INDIRECT ANTIGLOBULIN TEST (IAT)

The IAT (antibody screen) is performed by incubating patient serum with reagent screening red cells for approximately 20 minutes and then observing for agglutination.  If the antibody screen is positive, additional testing is required to determine the specificity of the antibody. 

The IAT is used to detect red cell antibodies in patient serum.  Approximately 5% of patients have a positive IAT due to IgG antibodies, IgM antibodies, or both.

3. Complement fixation test (CFT)

the ability of antigen antibody complexes to fix complement is made use in this test. Complement is something which takes part in any immunological reaction and absorbed during the combining of antigen with its specific antibody. 

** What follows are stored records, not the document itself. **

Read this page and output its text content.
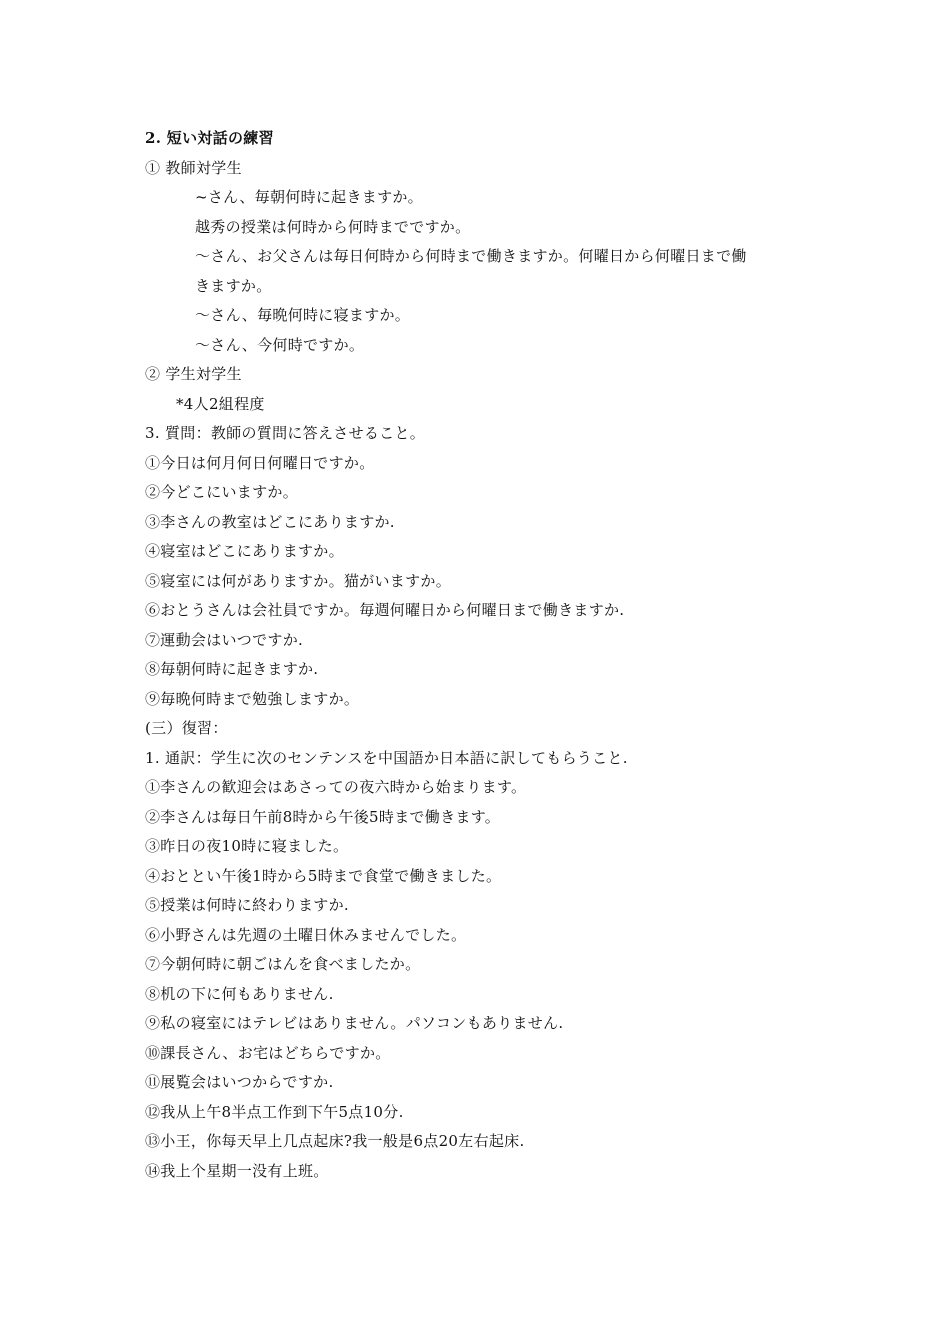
2. 短い対話の練習
① 教師対学生
~さん、毎朝何時に起きますか。
越秀の授業は何時から何時までですか。
～さん、お父さんは毎日何時から何時まで働きますか。何曜日から何曜日まで働
きますか。
～さん、毎晩何時に寝ますか。
～さん、今何時ですか。
② 学生対学生
*4人2組程度
3. 質問：教師の質問に答えさせること。
①今日は何月何日何曜日ですか。
②今どこにいますか。
③李さんの教室はどこにありますか.
④寝室はどこにありますか。
⑤寝室には何がありますか。猫がいますか。
⑥おとうさんは会社員ですか。毎週何曜日から何曜日まで働きますか.
⑦運動会はいつですか.
⑧毎朝何時に起きますか.
⑨毎晩何時まで勉強しますか。
(三）復習：
1. 通訳：学生に次のセンテンスを中国語か日本語に訳してもらうこと.
①李さんの歓迎会はあさっての夜六時から始まります。
②李さんは毎日午前8時から午後5時まで働きます。
③昨日の夜10時に寝ました。
④おととい午後1時から5時まで食堂で働きました。
⑤授業は何時に終わりますか.
⑥小野さんは先週の土曜日休みませんでした。
⑦今朝何時に朝ごはんを食べましたか。
⑧机の下に何もありません.
⑨私の寝室にはテレビはありません。パソコンもありません.
⑩課長さん、お宅はどちらですか。
⑪展覧会はいつからですか.
⑫我从上午8半点工作到下午5点10分.
⑬小王，你每天早上几点起床?我一般是6点20左右起床.
⑭我上个星期一没有上班。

The best example of CFT is the Wassermann reaction done for the detection of Syphilis.

4. Neutralization test

different types of these are available. Virus neutralization, toxin neutralization, etc. are some of its kind.

5. Opsonization

this makes use of the determination of opsonic index, which is the ratio of the phagocytic activity of patient’s blood to the phagocytic activity of the normal patient’s for a given bacterium.

6. Immunfluorescence 

the method of labeling the antibodies with fluorescent dyes and using them for the detection of antigens in tissues.

7. Radioimmunoassay (RIA)

 is a competitive binding radioisotopes and enzymes are used as labels to conjugate with antigens or antibodies.

8. Enzyme Immuno Assay (EIA)

 the assays based on the measurement of enzyme labeled antigen or antibody. The most common example is ELISA used to detect HIV.

9. Immunoelectroblot

 it uses the sensitivity of Enzyme immunoassay with a greater specificity. Example is Western blot done for the serodiagnosis of HIV infection.